A night at Melbourne's Huxtable restaurant
Thursday 4 Jul 2013 3:03 p.m.
The first thing chef Daniel Wilson asks me when I arrive at his restaurant is if I've brought him a Georgie Pie. The Kiwi expat is not too proud to admit to a hankering for his childhood favourite, and says he has been educating his Australian chefs about what they're missing out on.
This lack of pretence and food snobbery is also a hallmark of Mr Wilson's restaurant, Huxtable. Located in the hip suburb of Fitzroy, the smart-but-casual eatery prides itself on doing "all the things that work and none of the things that don't".
That means vegetables picked and delivered fresh from an organic farm outside the city, and pork supplied directly by the farmer who raised the pigs.
The Huxtable menu begins with small 'bites', then moves on to sharing plates categorised by origin: sea, land and earth.
- PHOTOS: Huxtable's delectable delights
The dishes traverse a range of cuisines, but Mr Wilson takes care not to stray into "that awful F word". He means fusion of course – his food stays true to its origins, heavily favouring Asian flavours. Shiso, yuzu, radish and sesame accompany a lightly spiced tuna tartare, while stir-fried squid gets the Chinese treatment with lup cheong (sausage), chilli and oyster sauce.
Dessert gets an Italian twist, with Aperol jelly accompanying a delicate chevre (goat's cheese) cheesecake and strawberry sorbet.
The kitchen is open-plan, with just three chefs beavering away and a remarkable lack of fire or flared tempers.
"Can you order a fancy lettuce?" Mr Wilson calls out to one of his staff. "You know, the frilly one!"

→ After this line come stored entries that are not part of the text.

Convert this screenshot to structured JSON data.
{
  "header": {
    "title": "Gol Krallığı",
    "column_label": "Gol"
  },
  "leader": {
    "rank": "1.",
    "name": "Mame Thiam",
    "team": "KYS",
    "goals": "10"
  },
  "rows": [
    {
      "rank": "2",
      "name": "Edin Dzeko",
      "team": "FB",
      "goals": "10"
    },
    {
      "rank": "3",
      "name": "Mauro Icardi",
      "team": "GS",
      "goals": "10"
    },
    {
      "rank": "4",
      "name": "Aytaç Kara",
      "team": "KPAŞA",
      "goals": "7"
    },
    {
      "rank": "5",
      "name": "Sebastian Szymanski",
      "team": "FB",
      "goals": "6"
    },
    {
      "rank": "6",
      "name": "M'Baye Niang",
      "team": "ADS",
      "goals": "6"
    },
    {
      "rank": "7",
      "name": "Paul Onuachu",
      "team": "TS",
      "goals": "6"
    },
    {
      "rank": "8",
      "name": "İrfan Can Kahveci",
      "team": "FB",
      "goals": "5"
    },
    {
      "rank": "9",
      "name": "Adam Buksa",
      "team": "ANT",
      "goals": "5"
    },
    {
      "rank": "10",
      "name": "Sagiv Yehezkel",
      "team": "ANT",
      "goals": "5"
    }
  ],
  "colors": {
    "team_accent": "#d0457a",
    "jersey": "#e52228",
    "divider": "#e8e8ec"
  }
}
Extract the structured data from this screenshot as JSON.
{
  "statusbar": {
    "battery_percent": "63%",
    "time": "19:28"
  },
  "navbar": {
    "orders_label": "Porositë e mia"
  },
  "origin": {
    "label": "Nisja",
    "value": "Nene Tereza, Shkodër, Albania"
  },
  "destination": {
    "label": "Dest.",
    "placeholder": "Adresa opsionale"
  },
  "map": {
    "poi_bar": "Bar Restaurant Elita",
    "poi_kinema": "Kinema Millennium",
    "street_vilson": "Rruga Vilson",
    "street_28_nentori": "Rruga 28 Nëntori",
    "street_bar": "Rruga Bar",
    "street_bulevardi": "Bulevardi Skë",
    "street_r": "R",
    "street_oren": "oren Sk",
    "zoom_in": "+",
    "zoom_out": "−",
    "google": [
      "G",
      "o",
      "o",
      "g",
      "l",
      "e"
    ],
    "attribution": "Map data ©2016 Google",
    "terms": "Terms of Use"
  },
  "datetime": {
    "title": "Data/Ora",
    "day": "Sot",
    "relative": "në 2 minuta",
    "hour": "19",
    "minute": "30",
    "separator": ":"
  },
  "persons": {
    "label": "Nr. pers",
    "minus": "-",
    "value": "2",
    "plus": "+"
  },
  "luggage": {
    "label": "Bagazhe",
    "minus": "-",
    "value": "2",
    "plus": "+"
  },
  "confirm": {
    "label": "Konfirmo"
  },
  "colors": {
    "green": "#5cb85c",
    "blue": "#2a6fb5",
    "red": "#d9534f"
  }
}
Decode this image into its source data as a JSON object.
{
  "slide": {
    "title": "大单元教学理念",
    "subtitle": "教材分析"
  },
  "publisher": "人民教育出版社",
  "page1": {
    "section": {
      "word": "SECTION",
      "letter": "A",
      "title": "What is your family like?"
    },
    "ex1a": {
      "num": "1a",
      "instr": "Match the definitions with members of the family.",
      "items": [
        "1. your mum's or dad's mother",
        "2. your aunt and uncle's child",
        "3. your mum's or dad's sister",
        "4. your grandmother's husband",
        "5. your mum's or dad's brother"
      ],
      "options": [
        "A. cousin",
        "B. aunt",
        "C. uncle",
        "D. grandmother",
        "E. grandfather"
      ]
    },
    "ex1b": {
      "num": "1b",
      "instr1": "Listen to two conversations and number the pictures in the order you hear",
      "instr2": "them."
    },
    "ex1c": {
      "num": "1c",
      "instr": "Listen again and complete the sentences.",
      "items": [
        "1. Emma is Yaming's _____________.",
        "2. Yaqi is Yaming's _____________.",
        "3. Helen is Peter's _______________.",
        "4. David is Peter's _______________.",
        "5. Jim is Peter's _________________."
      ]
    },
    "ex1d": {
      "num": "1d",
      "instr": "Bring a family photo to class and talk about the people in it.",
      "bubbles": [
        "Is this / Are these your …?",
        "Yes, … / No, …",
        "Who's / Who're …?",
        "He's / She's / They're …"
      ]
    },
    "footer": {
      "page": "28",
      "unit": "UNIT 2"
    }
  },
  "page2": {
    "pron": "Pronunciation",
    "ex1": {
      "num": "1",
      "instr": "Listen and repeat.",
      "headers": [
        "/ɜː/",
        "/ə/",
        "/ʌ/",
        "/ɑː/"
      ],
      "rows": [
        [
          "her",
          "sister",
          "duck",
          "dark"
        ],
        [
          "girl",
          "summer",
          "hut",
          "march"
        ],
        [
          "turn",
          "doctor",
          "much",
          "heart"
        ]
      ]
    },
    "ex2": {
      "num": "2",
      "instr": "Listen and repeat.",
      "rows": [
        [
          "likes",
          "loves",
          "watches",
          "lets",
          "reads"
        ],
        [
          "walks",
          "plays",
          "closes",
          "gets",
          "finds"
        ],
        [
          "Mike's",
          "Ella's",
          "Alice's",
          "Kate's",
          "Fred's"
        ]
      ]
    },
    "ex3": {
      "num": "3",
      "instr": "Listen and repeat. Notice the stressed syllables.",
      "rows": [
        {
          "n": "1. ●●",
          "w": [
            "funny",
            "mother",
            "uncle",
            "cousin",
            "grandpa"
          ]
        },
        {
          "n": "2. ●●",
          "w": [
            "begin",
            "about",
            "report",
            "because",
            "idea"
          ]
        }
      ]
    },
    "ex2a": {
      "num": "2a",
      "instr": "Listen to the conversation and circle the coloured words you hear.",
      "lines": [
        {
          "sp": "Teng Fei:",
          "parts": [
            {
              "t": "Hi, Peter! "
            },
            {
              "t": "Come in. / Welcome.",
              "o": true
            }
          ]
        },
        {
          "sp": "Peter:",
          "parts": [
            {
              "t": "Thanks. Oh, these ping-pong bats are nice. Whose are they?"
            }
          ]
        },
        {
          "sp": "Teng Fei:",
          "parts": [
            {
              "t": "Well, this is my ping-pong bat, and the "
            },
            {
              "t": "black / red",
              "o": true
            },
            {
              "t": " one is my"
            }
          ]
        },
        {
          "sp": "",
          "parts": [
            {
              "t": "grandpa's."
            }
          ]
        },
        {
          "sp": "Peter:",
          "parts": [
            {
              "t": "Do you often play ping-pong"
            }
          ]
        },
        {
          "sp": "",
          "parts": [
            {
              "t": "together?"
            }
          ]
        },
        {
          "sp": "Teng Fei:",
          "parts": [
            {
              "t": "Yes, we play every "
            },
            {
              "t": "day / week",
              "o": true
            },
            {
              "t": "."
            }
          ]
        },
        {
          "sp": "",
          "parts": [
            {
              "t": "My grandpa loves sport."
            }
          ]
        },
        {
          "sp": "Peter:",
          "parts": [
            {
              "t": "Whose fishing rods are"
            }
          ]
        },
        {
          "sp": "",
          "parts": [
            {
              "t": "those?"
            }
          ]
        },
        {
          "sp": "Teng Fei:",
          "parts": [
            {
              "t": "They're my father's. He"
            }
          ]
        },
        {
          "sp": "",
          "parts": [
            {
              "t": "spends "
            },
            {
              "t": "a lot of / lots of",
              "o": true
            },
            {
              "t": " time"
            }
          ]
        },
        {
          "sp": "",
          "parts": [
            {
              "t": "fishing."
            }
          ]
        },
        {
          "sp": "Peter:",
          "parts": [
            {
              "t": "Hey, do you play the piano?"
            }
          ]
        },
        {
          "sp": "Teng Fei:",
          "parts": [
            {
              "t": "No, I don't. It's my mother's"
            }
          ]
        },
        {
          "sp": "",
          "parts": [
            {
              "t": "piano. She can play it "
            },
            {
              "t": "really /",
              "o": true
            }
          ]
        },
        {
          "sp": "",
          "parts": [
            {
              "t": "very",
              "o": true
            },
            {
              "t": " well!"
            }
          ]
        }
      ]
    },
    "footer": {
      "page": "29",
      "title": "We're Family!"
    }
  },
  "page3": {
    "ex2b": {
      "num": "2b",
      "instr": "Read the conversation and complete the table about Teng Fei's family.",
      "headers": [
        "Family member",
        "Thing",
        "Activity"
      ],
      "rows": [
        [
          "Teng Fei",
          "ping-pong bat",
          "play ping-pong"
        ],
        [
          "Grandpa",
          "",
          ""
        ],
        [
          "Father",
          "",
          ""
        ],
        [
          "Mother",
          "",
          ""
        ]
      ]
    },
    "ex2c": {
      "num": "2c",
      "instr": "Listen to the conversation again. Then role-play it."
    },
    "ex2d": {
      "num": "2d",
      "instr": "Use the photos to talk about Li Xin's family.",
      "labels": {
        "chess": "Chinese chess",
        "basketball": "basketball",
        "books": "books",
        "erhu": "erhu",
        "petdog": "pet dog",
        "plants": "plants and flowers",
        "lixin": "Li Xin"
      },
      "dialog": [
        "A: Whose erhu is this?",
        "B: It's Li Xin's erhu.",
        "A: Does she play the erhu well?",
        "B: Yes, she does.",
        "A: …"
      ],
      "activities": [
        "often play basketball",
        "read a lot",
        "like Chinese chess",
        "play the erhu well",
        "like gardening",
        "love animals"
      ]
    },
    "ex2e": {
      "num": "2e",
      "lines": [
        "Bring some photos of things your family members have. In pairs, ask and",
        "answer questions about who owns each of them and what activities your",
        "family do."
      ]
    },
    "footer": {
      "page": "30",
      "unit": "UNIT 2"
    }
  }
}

Don't mistake this humour for ignorance though – the US-trained chef's accolades include 2003's The Age Good Food Guide Young Chef of the Year, and a nomination for Best New Restaurant in last year's guide.
Mr Wilson's childlike sense of fun is even evident in the restaurant's name, which it shares with the bumbling, lovable family on The Cosby Show.
Across the road, the burgers at his takeaway joint Huxtaburger also take their names from the sitcom. Denise, 'the hot one', features jalapeño and sriracha mayonnaise, while Rudy is a basic burger for the kids.
His own young children, however, are just as likely to be found devouring one of their dad's burgers as they are enjoying a degustation menu at a top restaurant.
As we talk (he while effortlessly assembling one picture-perfect dish after another, me while trying desperately to keep my meal off my dress), it is clear that Mr Wilson is in the serious business of enjoyment.
He has no plans to set up shop back in New Zealand, instead content with the occasional trip back as a guest chef for places such as Huka Lodge.
Melbourne's burgeoning food scene is keeping him more than busy, with a nerve-wracking 'immunity challenge' against contestants on the wildly popular Masterchef Australia last year helping raise his profile.
And given how easily he and Huxtable have charmed the Australians, I can't help but wonder how long it will be until Georgie Pie gets a cult following over there.
Kim Choe travelled to Melbourne with the assistance of Tourism Victoria.